America’s Magazine celebrates the nation’s Bicentennial by dropping an iconic cover on the world
It would be difficult to overstate how big a deal the United States Bicentennial celebration was—or how important it was for the morale of a recently beleaguered America.
In 1976, the U.S. was emerging from a sustained period of turbulence that included the Civil Rights struggle, the Watergate scandal and the Vietnam War—the latter of which had just ended the previous year. Economically, the nation had recently been under a recession marked by “stagflation,” a financially bruising combination of high unemployment and high inflation. And disco music was coming into full bloom, deadening the airwaves with its inane, oppressively repetitive beat.
What else is a still-reeling country to do when faced with such circumstances, but to throw a gigantic party to boost a flagging sense of patriotism?
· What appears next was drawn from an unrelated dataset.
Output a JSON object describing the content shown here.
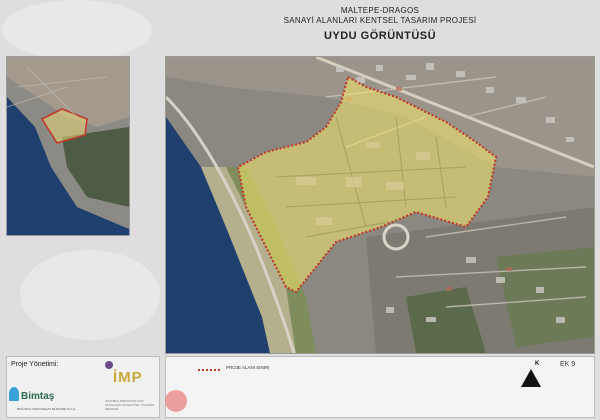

And what better excuse to throw that party than America’s 200th birthday?
HUSTLER, too, had its own birthday to celebrate—and it did so in its own grand style, mixing in plenty of pink with the traditional red, white and blue.
The July ’76 HUSTLER—which served not only as the magazine’s Second Anniversary issue but also as its Bicentennial edition—offered much for the reader to cheer about: a Life-Size Centerfold (“Evelyn: Pink Is Beautiful”); the introduction of a new mascot, the hardhat-wearing “Smiling Beaver”; a detailed how-to article on breaking cherries.